Don invested three months developing a comprehensive IT solution for a prospective client.  He effectively orchestrated the interactions between the prospect company’s buying team and his sales team.  The project objectives were defined with laser-like precision.  All the potential implementation roadblocks had been identified and resolved.  Timelines and deadlines had been established.  Don and his team had generated a complete and compelling proposal.  He was absolutely confident he would win the business – and he had every right to be confident. 

At the proposal presentation, Don first reviewed the project objectives and requirements and reconfirmed that they were the elements on which the buying decision would be made.  Don then covered each phase of the project – point by point.  After each point he asked the buying team members if they were 100 percent comfortable with what he presented. They affirmed that they were.  Don reviewed the financial arrangements to which they had previously agreed. No problems there.  Don was entering the home stretch, confident that he would close the sale.  Don wasn’t quite finished with his presentation when the buying team leader interrupted, “Don, we don’t need to see any more.  We’re ready to move ahead with the project.  We’d like you to get things going as soon as possible.  Let’s complete the paperwork.” 

Even before Don could breathe a sigh of relief and pull the contract out of his portfolio, a member of his tech-support sales team killed the deal.  The tech guy blurted out, “You should know that there’s an update coming for the database program.  We’re just about finished beta testing it.  The final version should be ready in about 60 days.  A strange silence fell over the room. 

           

The Unasked Question

 

Of course, in the tech-support person’s mind, the prospect buying team should have asked about software updates. Even though they didn’t ask, he felt it was important to provide an answer.  The tech-support person was not, strictly speaking, a salesperson.  But there are plenty of salespeople who have answered similarly inopportune unasked questions at similarly critical moments. 

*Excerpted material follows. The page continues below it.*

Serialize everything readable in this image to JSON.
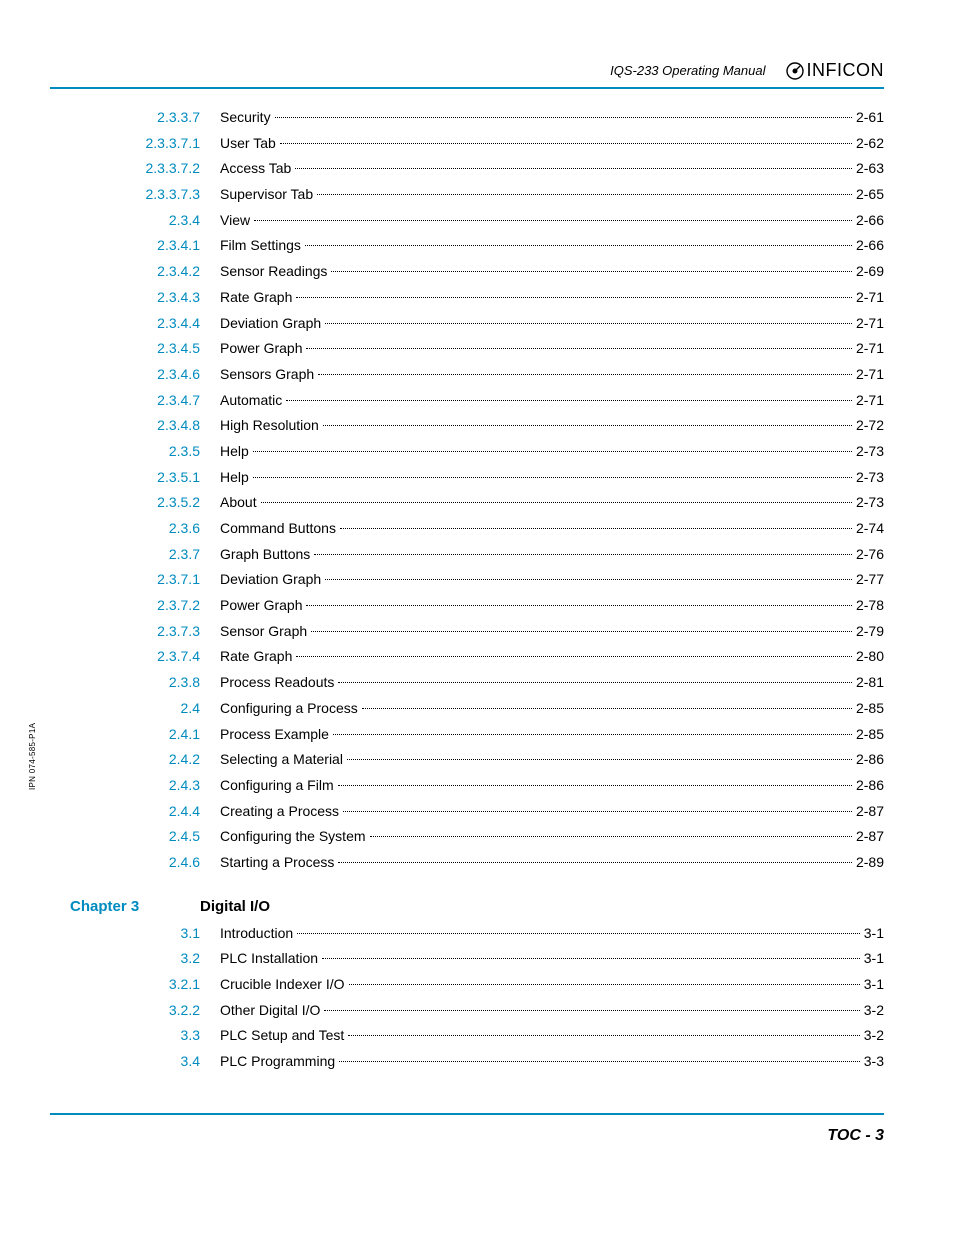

You can guess what happened.  The tech support member’s answer to the unasked question derailed what was shaping up to be a “slam-dunk,” and quickly transformed in into a disaster.  The prospect decided to hold off signing the contract … and ended up working with someone else.  Why did the deal die?  In Don’s world, software updates are a fact of life, something that’s routinely handled with little or no inconvenience to the client.  The fact that Don didn’t mention it, and his team member felt compelled to bring it up at the last moment, cast some suspicion on the “slam-dunk” proposal.

The objective of a presentation is to present the aspects of your product or service that address the issues and concerns previously identified … and nothing more.  This is not the time to introduce new elements.  If, during a presentation, you’ve ever said something like, “you’re probably wondering how we would …” and then gave an explanation about some new element that is supposed to add value to your offering, or entice your prospect to buy, then you are guilty of answering an unasked question.  If the prospect had been “wondering” about it, he would have asked!